Sein Sohn Jakob Ludwig von Pourtalès (* 9. August 1722 zu Neuenburg) eröffnete 1753 ein Handelshaus in Neuenburg und machte es binnen kurzer Zeit zu einem der geachtetsten in der Handelswelt. Er begründete in seinem Heimatland sowie anderwärts industrielle Etablissements aller Art und hinterließ bei seinem Tod (20. März 1814) ein Vermögen von 40 Millionen Franken. Seine drei Söhne wurden am 9. Dezember 1815 vom König Friedrich Wilhelm III. in den preußischen Grafenstand erhoben.
Der älteste Sohn, Ludwig, Graf von Pourtalès (* 14. Mai 1773), Stifter der Linie Pourtalès-Sandoz (er war mit Elisabeth von Sandoz-Rottin verheiratet), war Präsident und Staatsrat im Fürstentum Neuenburg sowie Oberinspektor der schweizerischen Artillerie und starb am 8. Mai 1848. Er hatte 1842 das 469 ha[1] große brandenburgische Gut Laasow erworben (wo Jaques Alfred Graf von Pourtales 1856 ein neues Gutshaus im Schweizer Villenstil errichten ließ). Dessen ältester Sohn, Ludwig August, Graf von Pourtalès (* 17. März 1796) war preußischer außerordentlicher Staatsrat und Oberstleutnant der Artillerie im Fürstentum Neuenburg. Er überfiel am 3. September 1856 das Schloss in Neuenburg, um die königliche Regierung wiederherzustellen. Als das Unternehmen scheiterte, entfloh er über den See, wurde aber auf Freiburger Gebiet verhaftet und erst freigelassen, nachdem Preußen auf seine Souveränitätsrechte in Neuenburg verzichtet hatte.
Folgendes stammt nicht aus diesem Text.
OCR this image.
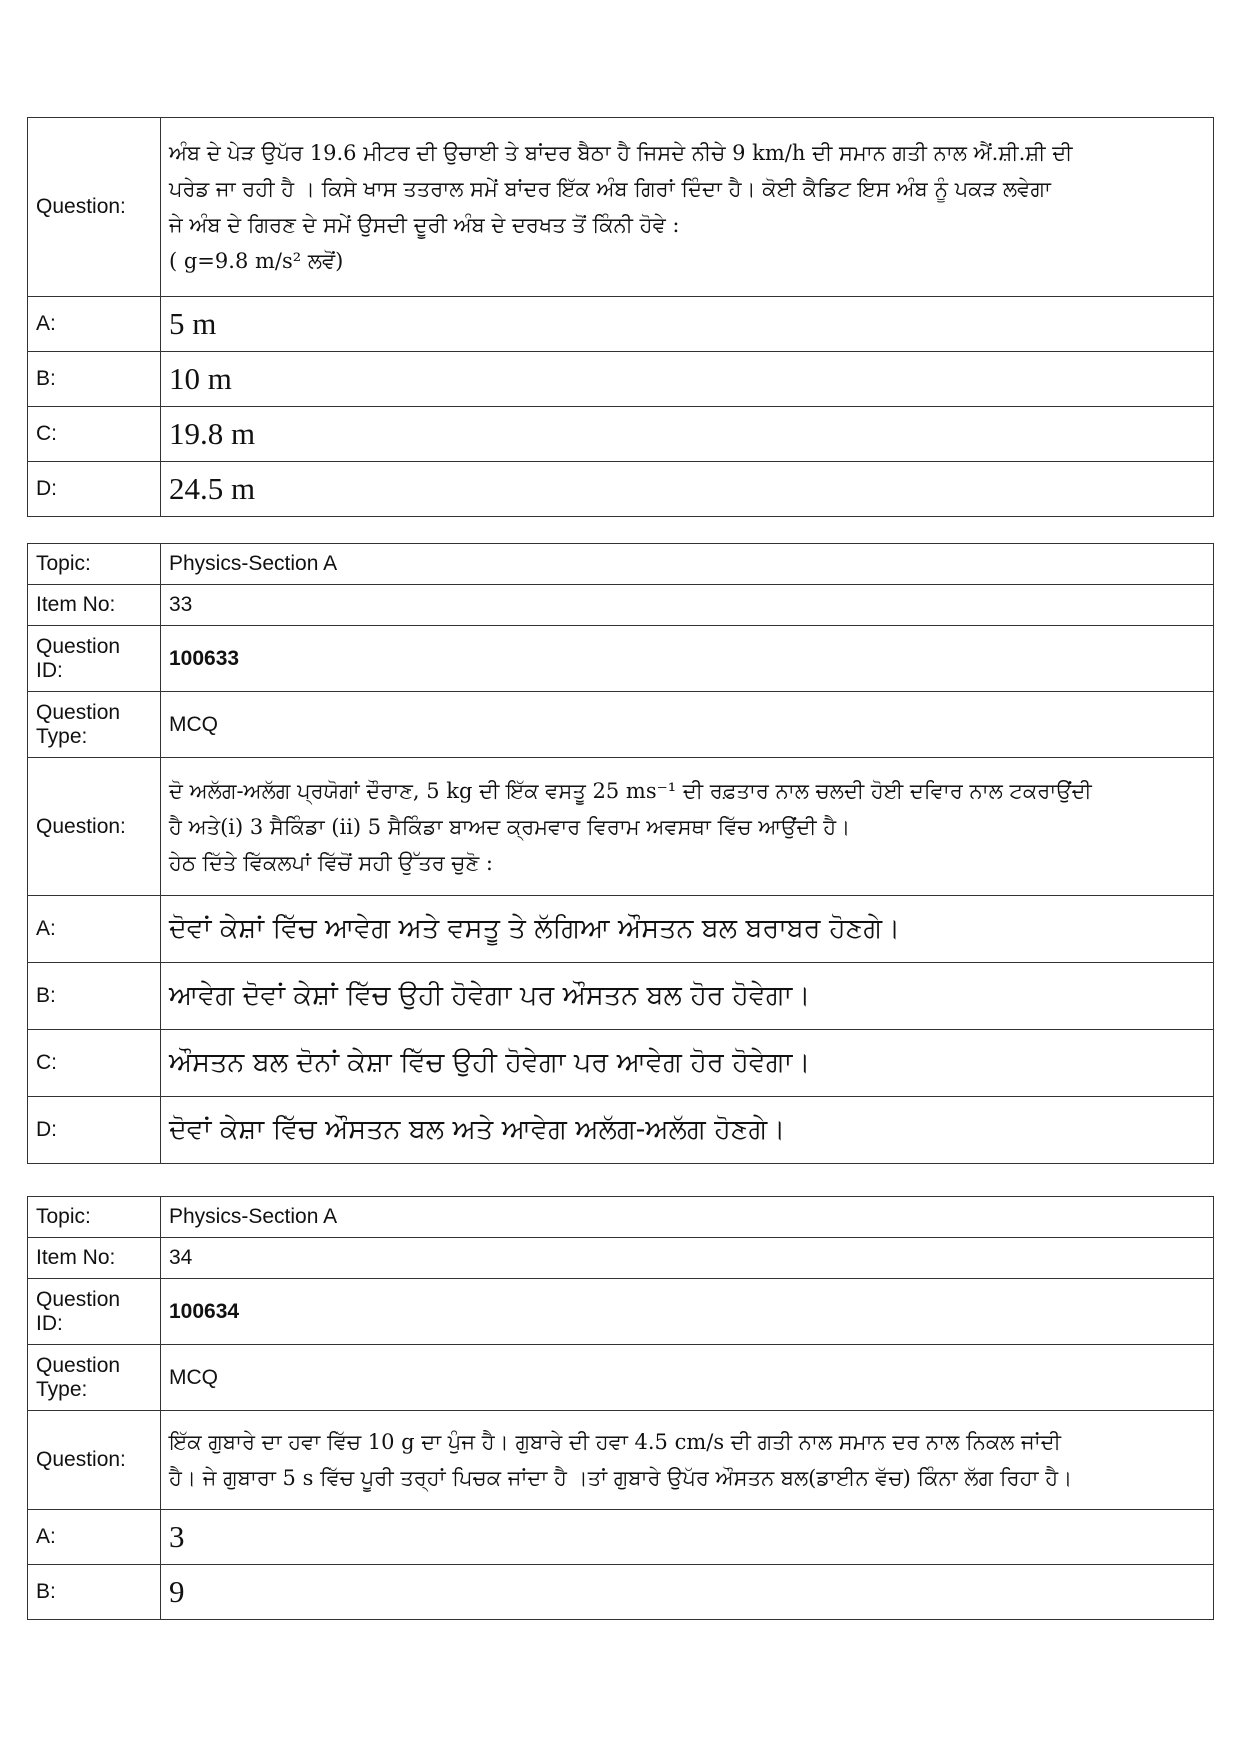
Question:	ਅੰਬ ਦੇ ਪੇੜ ਉਪੱਰ 19.6 ਮੀਟਰ ਦੀ ਉਚਾਈ ਤੇ ਬਾਂਦਰ ਬੈਠਾ ਹੈ ਜਿਸਦੇ ਨੀਚੇ 9 km/h ਦੀ ਸਮਾਨ ਗਤੀ ਨਾਲ ਐਂ.ਸ਼ੀ.ਸ਼ੀ ਦੀ

ਪਰੇਡ ਜਾ ਰਹੀ ਹੈ । ਕਿਸੇ ਖਾਸ ਤਤਰਾਲ ਸਮੇਂ ਬਾਂਦਰ ਇੱਕ ਅੰਬ ਗਿਰਾਂ ਦਿੰਦਾ ਹੈ। ਕੋਈ ਕੈਡਿਟ ਇਸ ਅੰਬ ਨੂੰ ਪਕੜ ਲਵੇਗਾ

ਜੇ ਅੰਬ ਦੇ ਗਿਰਣ ਦੇ ਸਮੇਂ ਉਸਦੀ ਦੂਰੀ ਅੰਬ ਦੇ ਦਰਖਤ ਤੋਂ ਕਿੰਨੀ ਹੋਵੇ :

( g=9.8 m/s² ਲਵੋਂ)

A:	5 m
B:	10 m
C:	19.8 m
D:	24.5 m
Topic:	Physics-Section A
Item No:	33
Question ID:	100633
Question Type:	MCQ
Question:	ਦੋ ਅਲੱਗ-ਅਲੱਗ ਪ੍ਰਯੋਗਾਂ ਦੌਰਾਣ, 5 kg ਦੀ ਇੱਕ ਵਸਤੂ 25 ms⁻¹ ਦੀ ਰਫ਼ਤਾਰ ਨਾਲ ਚਲਦੀ ਹੋਈ ਦਵਿਾਰ ਨਾਲ ਟਕਰਾਉਂਦੀ

ਹੈ ਅਤੇ(i) 3 ਸੈਕਿੰਡਾ (ii) 5 ਸੈਕਿੰਡਾ ਬਾਅਦ ਕ੍ਰਮਵਾਰ ਵਿਰਾਮ ਅਵਸਥਾ ਵਿੱਚ ਆਉਂਦੀ ਹੈ।

ਹੇਠ ਦਿੱਤੇ ਵਿੱਕਲਪਾਂ ਵਿੱਚੋਂ ਸਹੀ ਉੱਤਰ ਚੁਣੋ :

A:	ਦੋਵਾਂ ਕੇਸ਼ਾਂ ਵਿੱਚ ਆਵੇਗ ਅਤੇ ਵਸਤੂ ਤੇ ਲੱਗਿਆ ਔਸਤਨ ਬਲ ਬਰਾਬਰ ਹੋਣਗੇ।
B:	ਆਵੇਗ ਦੋਵਾਂ ਕੇਸ਼ਾਂ ਵਿੱਚ ਉਹੀ ਹੋਵੇਗਾ ਪਰ ਔਸਤਨ ਬਲ ਹੋਰ ਹੋਵੇਗਾ।
C:	ਔਸਤਨ ਬਲ ਦੋਨਾਂ ਕੇਸ਼ਾ ਵਿੱਚ ਉਹੀ ਹੋਵੇਗਾ ਪਰ ਆਵੇਗ ਹੋਰ ਹੋਵੇਗਾ।
D:	ਦੋਵਾਂ ਕੇਸ਼ਾ ਵਿੱਚ ਔਸਤਨ ਬਲ ਅਤੇ ਆਵੇਗ ਅਲੱਗ-ਅਲੱਗ ਹੋਣਗੇ।
Topic:	Physics-Section A
Item No:	34
Question ID:	100634
Question Type:	MCQ
Question:	ਇੱਕ ਗੁਬਾਰੇ ਦਾ ਹਵਾ ਵਿੱਚ 10 g ਦਾ ਪੁੰਜ ਹੈ। ਗੁਬਾਰੇ ਦੀ ਹਵਾ 4.5 cm/s ਦੀ ਗਤੀ ਨਾਲ ਸਮਾਨ ਦਰ ਨਾਲ ਨਿਕਲ ਜਾਂਦੀ

ਹੈ। ਜੇ ਗੁਬਾਰਾ 5 s ਵਿੱਚ ਪੂਰੀ ਤਰ੍ਹਾਂ ਪਿਚਕ ਜਾਂਦਾ ਹੈ ।ਤਾਂ ਗੁਬਾਰੇ ਉਪੱਰ ਔਸਤਨ ਬਲ(ਡਾਈਨ ਵੱਚ) ਕਿੰਨਾ ਲੱਗ ਰਿਹਾ ਹੈ।

A:	3
B:	9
Er starb am 7. Juni 1870 in Neuenburg. Sein Bruder, Karl Friedrich Graf von Pourtalès-Steiger (* 10. Juni 1799), königlich preußischer Oberst a. D., erwarb 1842 das schlesische Schloss Glumbowitz. Als Oberinspektor der Milizen im Fürstentum Neuenburg führte er am 3. September 1856 Royalistenscharen nach Le Locle und La Chaux-de-Fonds, wurde zum Rückzug nach Neuenburg genötigt und geriet verwundet in Gefangenschaft, wurde aber später ebenfalls amnestiert und starb am 5. Juni 1882 in der Villa Mettlen bei Muri im Kanton Bern.
Der zweite Sohn Jakob Ludwigs, James Alexander de Pourtalès-Gorgier, begründete die Linie Pourtalès-Gorgier. Er war preußischer Diplomat und ein bekannter Antikensammler. 1813 kaufte er die Seigneurerie in Gorgier im Kanton Neuenburg und ergänzte damit seinen Namen. 1834 kaufte er das Rittergut Gotha in Nordsachsen, das er sechs Jahre später seinem ältesten Sohn Heinrich überließ; dieser verkaufte 1857 Gotha und 1879 das Schloss Gorgier. Der Sohn Edmond (1828–1895) erbte die Villa des Vaters in Paris; er heiratete 1857 Mélanie Renouard de Bussière (1836–1914), eine umschwärmte Schönheit am Hof Kaiser Napoleons III. Mit ihr führte er in Paris einen literarischen Salon. 1887 erbte Mélanie von ihrem Vater das Straßburger Gut Robertsau, das den Namen Château de Pourtalès erhielt. In der Zeit des Fin de Siècle führte sie dort im Elsass einen Salon, in dem gekrönte Häupter und die Spitzen der europäischen Gesellschaft verkehrten.
Der dritte Sohn Jakob Ludwigs, Friedrich, Graf von Pourtalès (* 23. Februar 1779; † 30. Januar 1861) war preußischer Wirklicher Geheimer Rat und Oberzeremonienmeister. Sein ältester Sohn, Graf Albert von Pourtalès (* 10. September 1812) war Mitglied des preußischen Herrenhauses und Wirklicher Geheimer Rat sowie 1850/51 Botschafter in Konstantinopel und 1859 preußischer Gesandter zu Paris, als unmittelbarer Vorgänger von Otto von Bismarck; Er starb am 18. Dezember 1861 ohne männliche Erben. Haupt dieser dritten Linie der Pourtalès wurde sein Bruder, Graf Wilhelm (* 7. Juni 1815).[2]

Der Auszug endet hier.